A few more notes on the episode of Binchtopia I highlighted earlier today about the shittification of the world as we know it (but not our lives, per se).

After listening, I finally ditched my Amazon account and, as it was put, be slightly more inconvenienced for the price of community and being less of a puppet in this system.

“The price of community is inconvenience. Everyone wants to live in a village, but no one wants to be a villager.”

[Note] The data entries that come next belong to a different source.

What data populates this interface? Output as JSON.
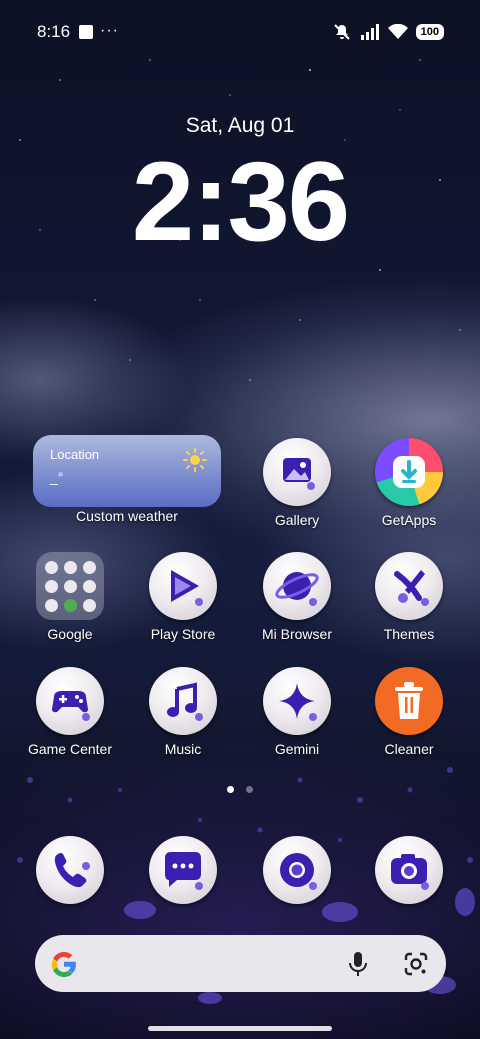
{
  "status_bar": {
    "time": "8:16",
    "dots": "···",
    "battery": "100"
  },
  "lock_clock": {
    "date": "Sat, Aug 01",
    "time": "2:36"
  },
  "weather_widget": {
    "location": "Location",
    "temperature": "_°",
    "label": "Custom weather"
  },
  "apps": [
    {
      "label": "Gallery",
      "icon": "gallery-icon"
    },
    {
      "label": "GetApps",
      "icon": "getapps-icon"
    },
    {
      "label": "Google",
      "icon": "folder-icon"
    },
    {
      "label": "Play Store",
      "icon": "play-store-icon"
    },
    {
      "label": "Mi Browser",
      "icon": "browser-icon"
    },
    {
      "label": "Themes",
      "icon": "themes-icon"
    },
    {
      "label": "Game Center",
      "icon": "gamepad-icon"
    },
    {
      "label": "Music",
      "icon": "music-icon"
    },
    {
      "label": "Gemini",
      "icon": "gemini-icon"
    },
    {
      "label": "Cleaner",
      "icon": "trash-icon"
    }
  ],
  "dock": [
    {
      "icon": "phone-icon"
    },
    {
      "icon": "messages-icon"
    },
    {
      "icon": "chrome-icon"
    },
    {
      "icon": "camera-icon"
    }
  ],
  "pager": {
    "pages": 2,
    "current": 1
  },
  "colors": {
    "accent_purple": "#3b1fb0",
    "cleaner_orange": "#f26a24",
    "search_bg": "#e9e6ec"
  }
}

Here are some other notes & quotes

“Our days are spent trying to get through tasks in order to get them out of the way, with the result that we live mentally in the future. The spirit of the times is one of joyless urgency. Productivity is a trap. Becoming more efficient just makes you more rushed, and trying to clear the decks simply makes them fill up again faster. The day will never arrive when you have everything under control — when the flood of emails has been contained, when your to-do lists have stopped getting longer, when you’re meeting all obligations at work and in your home life, when no one’s angry at you for missing a deadline or dropping the ball. And when the fully optimized person you’ve become can turn at long last to the things life is really supposed to be about. Let’s start by admitting defeat. None of that is ever going to happen. But you know what? That’s excellent news. True life is the moment. Life is where you are living right now. There is no such thing other than the present moment.”

  • These hacks marketed as timesavers (AI, smart appliances, Amazon, big tech pitches, etc.) aren’t actually time savers
  • The problem with “smart” appliances: we don’t need them, they’re made to break, and they undercut the human way of interacting with our tools and our ability to fix them. It pushes us further away from simplicity — instead, it ends up complicating our lives with all these features, updates, changes, connectedisms
  • Everything is designed to be replaced with new technologies. There’s a larger socio-psychological piece here: the instinct to look for something new as the answer when something isn’t working
  • Vibe-based pricing — price doesn’t mean quality to us anymore
    • Made me think of the quality of my socks, and how I never know what I’m getting even from the same brand anymore
  • We’re bad at evaluating future values

“I’ve just offloaded the human experience — of thinking — to these landlords that I pay rent to.”

  • We’re addicted to the idea of saving time
  • The answer is simplicity and gratitude. Stay simple. Do things with all of you.